The relevant code on x86_64 is https://gcc.gnu.org/git/?p=gcc.git;a=blob;f=libgcc/config/i386/linux-unwind.h;h=6170a773f5f6602bdcd97c407ac4cf225b9b705c;hb=HEAD#l47 . It looks for a specific instruction sequence to recognize the signal handler. That is the exact instruction sequence used by glibc. Perhaps musl uses a different instruction sequence. If so, perhaps it could be changed so that this works.

There is no way to pass the ucontext to backtrace_simple, sorry.

bszente commented 2 years ago

Thank you very much for the useful hint!

bszente commented 2 years ago

Just a follow-up. I managed to obtain the callstack with musl as well. It was much simpler than I expected.
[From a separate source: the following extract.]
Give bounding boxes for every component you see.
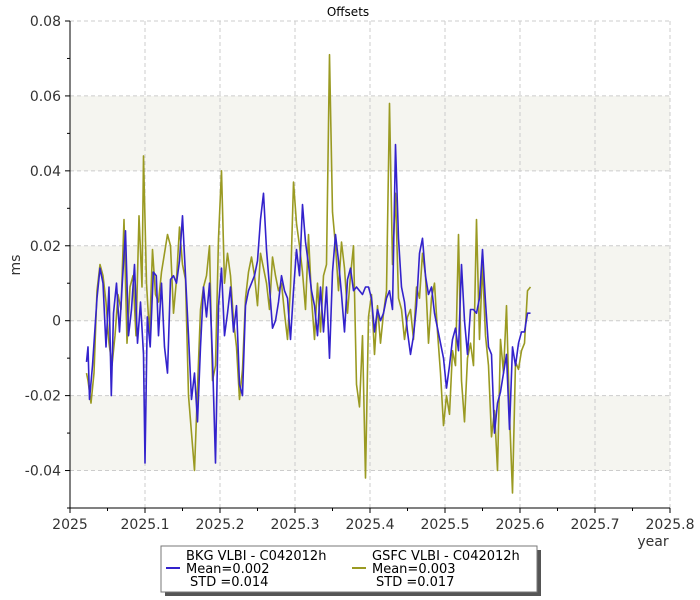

musl has exactly the same signal return trampoline as GLIBC or uClibc. The issue comes from the following line from libgcc/config/i386/linux-unwind.h

#if defined __GLIBC__ && !(__GLIBC__ == 2 && __GLIBC_MINOR__ == 0)
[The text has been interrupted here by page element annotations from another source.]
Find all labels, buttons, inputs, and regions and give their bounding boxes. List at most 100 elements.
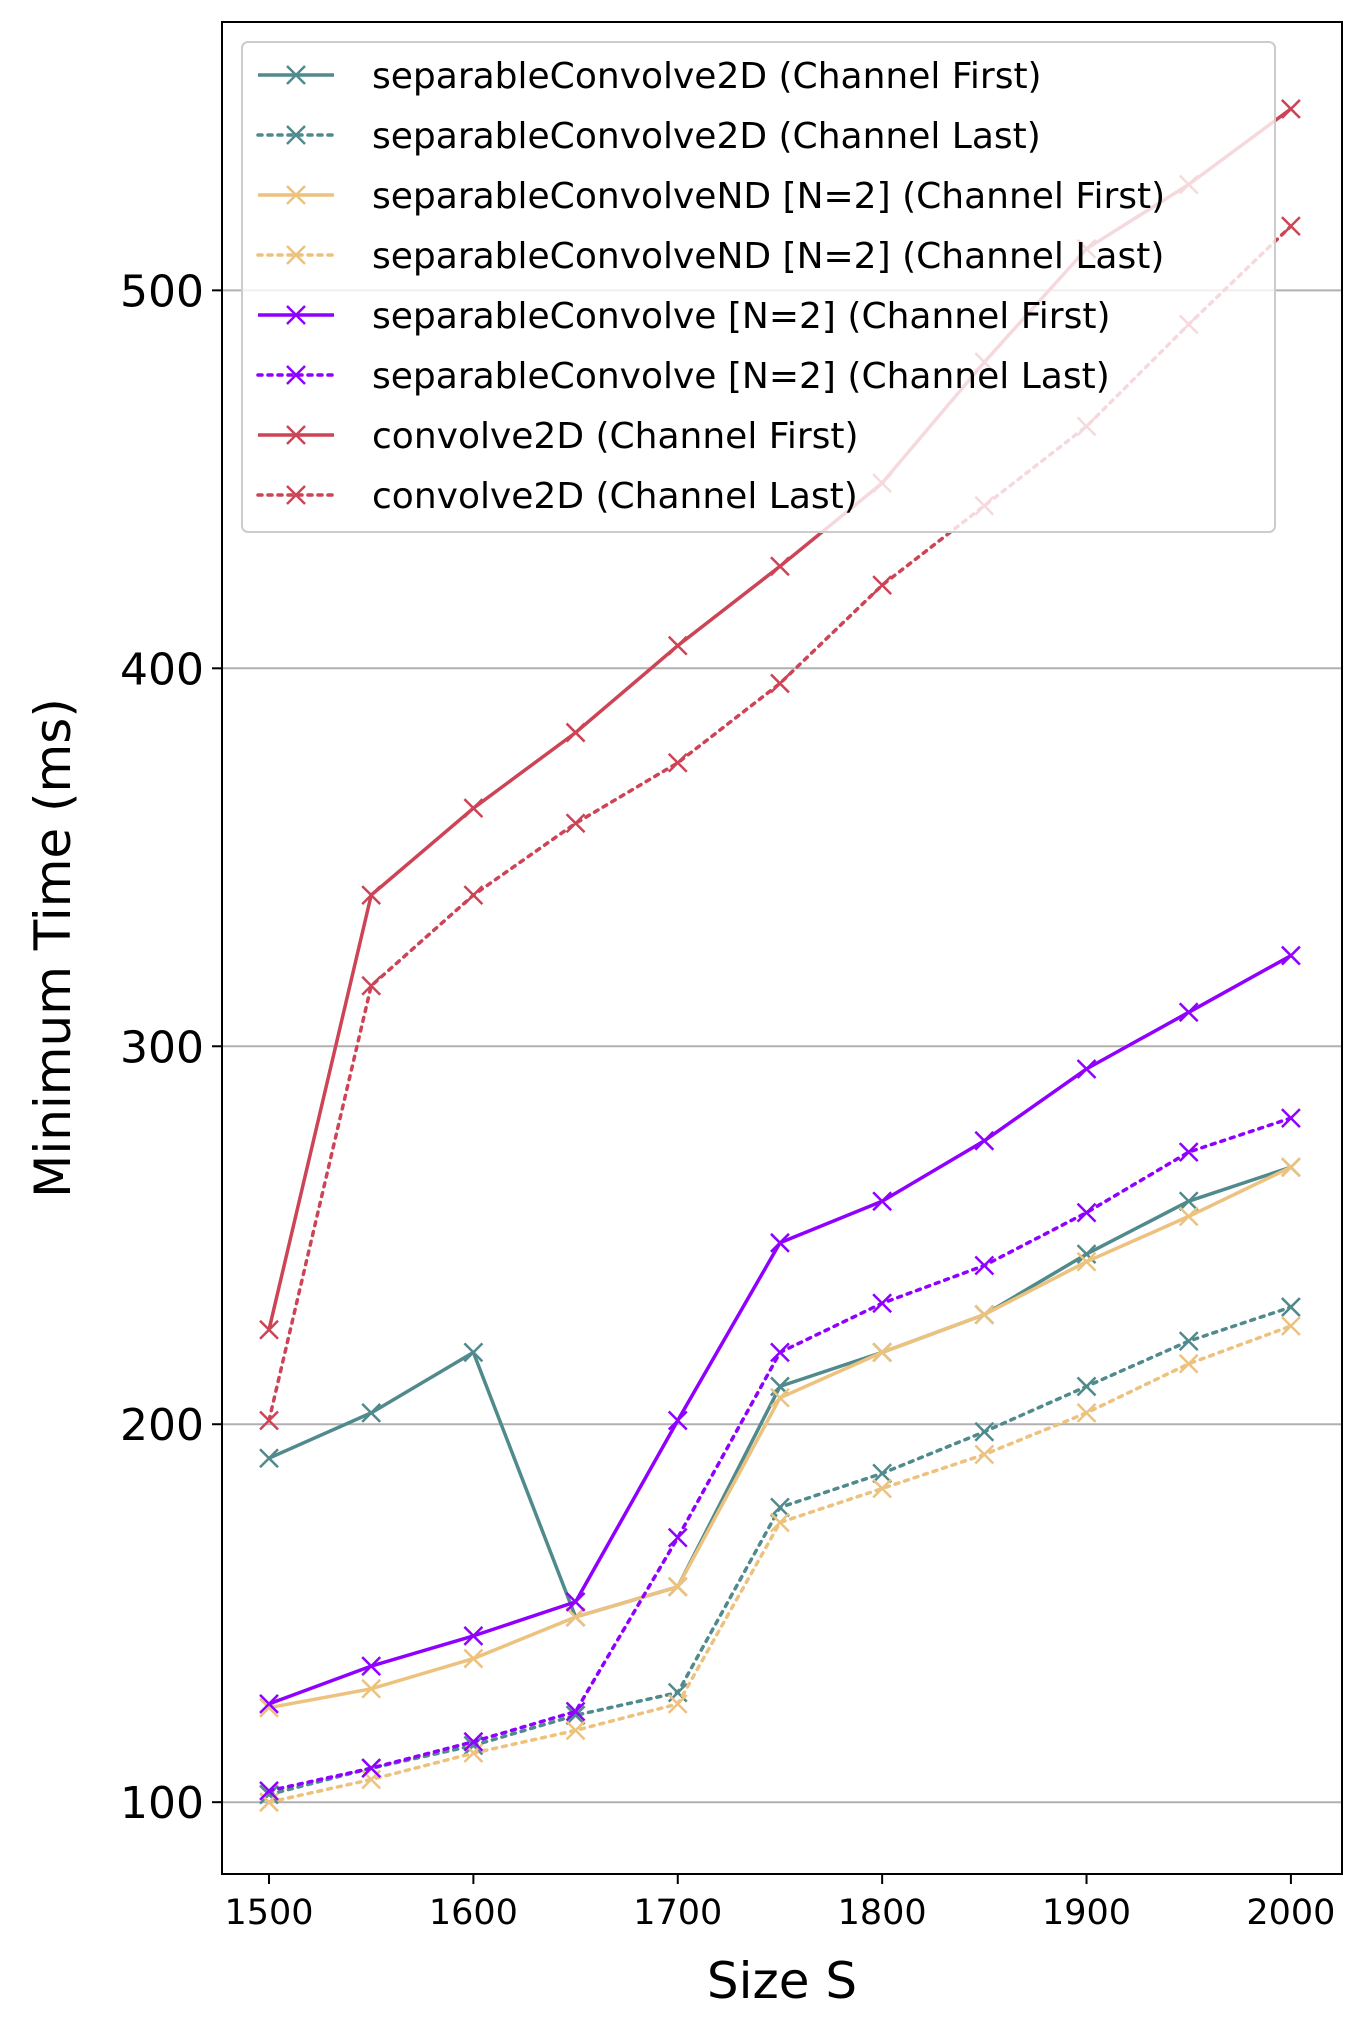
data-point <box>1281 945 1301 966</box>
legend-entry: separableConvolveND [N=2] (Channel Last) <box>256 236 1164 277</box>
marker-stroke <box>1281 1157 1301 1178</box>
marker-stroke <box>259 1410 279 1431</box>
data-point <box>872 1478 893 1499</box>
data-point <box>259 1410 279 1431</box>
gridlines <box>222 289 1342 1804</box>
legend: separableConvolve2D (Channel First) separ… <box>241 41 1276 533</box>
data-point <box>286 305 306 325</box>
data-point <box>770 1497 790 1518</box>
marker-stroke <box>974 1421 995 1442</box>
marker-stroke <box>667 635 688 656</box>
marker-stroke <box>286 65 306 85</box>
marker-stroke <box>872 1463 893 1484</box>
data-point <box>286 185 306 205</box>
x-tick-label: 1800 <box>838 1893 927 1933</box>
data-point <box>361 1758 382 1779</box>
marker-stroke <box>872 1478 893 1499</box>
y-tick-label: 500 <box>120 266 204 317</box>
y-tick-label: 400 <box>120 644 204 695</box>
marker-stroke <box>872 1342 893 1363</box>
marker-stroke <box>667 752 688 773</box>
marker-stroke <box>1076 1403 1097 1423</box>
data-point <box>1281 1297 1301 1317</box>
marker-stroke <box>463 1648 484 1669</box>
data-point <box>1076 1059 1097 1079</box>
marker-stroke <box>286 185 306 205</box>
x-tick-label: 1900 <box>1042 1893 1131 1933</box>
data-point <box>770 1342 790 1363</box>
data-point <box>667 1410 688 1431</box>
marker-stroke <box>1281 216 1301 236</box>
data-point <box>286 365 306 385</box>
marker-stroke <box>1281 1316 1301 1336</box>
legend-label: convolve2D (Channel Last) <box>372 476 858 517</box>
data-point <box>463 1735 484 1756</box>
legend-label: separableConvolve2D (Channel Last) <box>372 116 1041 157</box>
data-point <box>565 1701 586 1722</box>
marker-stroke <box>361 1403 382 1423</box>
marker-stroke <box>974 1255 995 1276</box>
marker-stroke <box>286 425 306 445</box>
data-point <box>667 1694 688 1714</box>
data-point <box>872 575 893 596</box>
data-point <box>361 975 382 996</box>
plot-frame <box>221 21 1343 1875</box>
data-point <box>1178 1191 1199 1212</box>
marker-stroke <box>1178 1142 1199 1162</box>
data-point <box>1178 1353 1199 1374</box>
data-point <box>872 1293 893 1314</box>
data-point <box>770 1512 790 1533</box>
marker-stroke <box>565 1591 586 1612</box>
marker-stroke <box>361 975 382 996</box>
legend-label: separableConvolve2D (Channel First) <box>372 56 1042 97</box>
legend-entry: convolve2D (Channel Last) <box>256 476 858 517</box>
data-point <box>974 1444 995 1465</box>
marker-stroke <box>565 722 586 743</box>
legend-entry: separableConvolveND [N=2] (Channel First… <box>258 176 1165 217</box>
marker-stroke <box>361 1758 382 1779</box>
marker-stroke <box>872 1293 893 1314</box>
data-point <box>974 1421 995 1442</box>
marker-stroke <box>1281 1297 1301 1317</box>
marker-stroke <box>259 1780 279 1801</box>
marker-stroke <box>770 556 790 577</box>
marker-stroke <box>1178 1331 1199 1351</box>
marker-stroke <box>286 485 306 505</box>
marker-stroke <box>463 1731 484 1752</box>
marker-stroke <box>565 813 586 834</box>
data-point <box>770 556 790 577</box>
marker-stroke <box>667 1576 688 1597</box>
x-tick-label: 2000 <box>1246 1893 1335 1933</box>
data-point <box>361 885 382 905</box>
x-tick-label: 1500 <box>224 1893 313 1933</box>
marker-stroke <box>770 1497 790 1518</box>
data-point <box>565 1591 586 1612</box>
marker-stroke <box>1281 1108 1301 1128</box>
y-tick-label: 100 <box>120 1778 204 1829</box>
series <box>259 1157 1301 1718</box>
marker-stroke <box>463 1342 484 1363</box>
data-point <box>1281 1316 1301 1336</box>
data-point <box>286 245 306 265</box>
data-point <box>565 813 586 834</box>
series <box>259 945 1301 1714</box>
marker-stroke <box>286 125 306 145</box>
marker-stroke <box>974 1304 995 1325</box>
data-point <box>1178 1002 1199 1023</box>
marker-stroke <box>770 673 790 694</box>
x-tick-label: 1600 <box>429 1893 518 1933</box>
marker-stroke <box>361 1656 382 1677</box>
marker-stroke <box>1076 1251 1097 1272</box>
marker-stroke <box>286 365 306 385</box>
marker-stroke <box>259 1784 279 1805</box>
legend-entry: separableConvolve2D (Channel Last) <box>256 116 1041 157</box>
data-point <box>974 1255 995 1276</box>
data-point <box>667 635 688 656</box>
data-point <box>770 1387 790 1408</box>
marker-stroke <box>259 1319 279 1340</box>
marker-stroke <box>1076 1202 1097 1223</box>
legend-label: convolve2D (Channel First) <box>372 416 859 457</box>
data-point <box>259 1319 279 1340</box>
marker-stroke <box>361 885 382 905</box>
The signal frame decoding code path is enabled only for GLIBC. uClibc-ng works because it defines the above macros, pretending to be GLIBC.

musl does not define any __MUSL__ macro, so it is not possible to enable this code path conditionally. For this reason, I personally removed the above #if line from libgcc for my use case, to force the signal frame unwinding to work for musl as well:

  1. Run the program:

    $ ./test Inside main Inside function1 Inside function2 Inside do_invalid_access SIGSEGV: addr=0 code=1

    0x4011d2

    0x40655d

    0x40127f

    0x4012a4

    0x4012ba

    0x401387

    0x404a2e

    0x401044

    ret=0

  2. Decode the addresses:

    $ x86_64-buildroot-linux-musl-addr2line -aipfC -e ./test ./test | grep ^# | cut -d ' ' -f2 0x00000000004011d2: crash_handler at /home/user/libbacktrace-test/test.c:27 0x000000000040655d: sigemptyset at /home/user/build-x86_64-2021.02.2/build/musl-1.2.2/src/signal/x86_64/restore.s:1 0x000000000040127f: do_invalid_access at /home/user/libbacktrace-test/test.c:48 0x00000000004012a4: function2 at /home/user/libbacktrace-test/test.c:53 0x00000000004012ba: function1 at /home/user/libbacktrace-test/test.c:58 0x0000000000401387: main at /home/user/libbacktrace-test/test.c:68 0x0000000000404a2e: libc_start_main_stage2 at /home/user/build-x86_64-2021.02.2/build/musl-1.2.2/src/env/__libc_start_main.c:94 0x0000000000401044: _start at ??:?

@ianlancetaylor thank you again for the link to the relevant code part.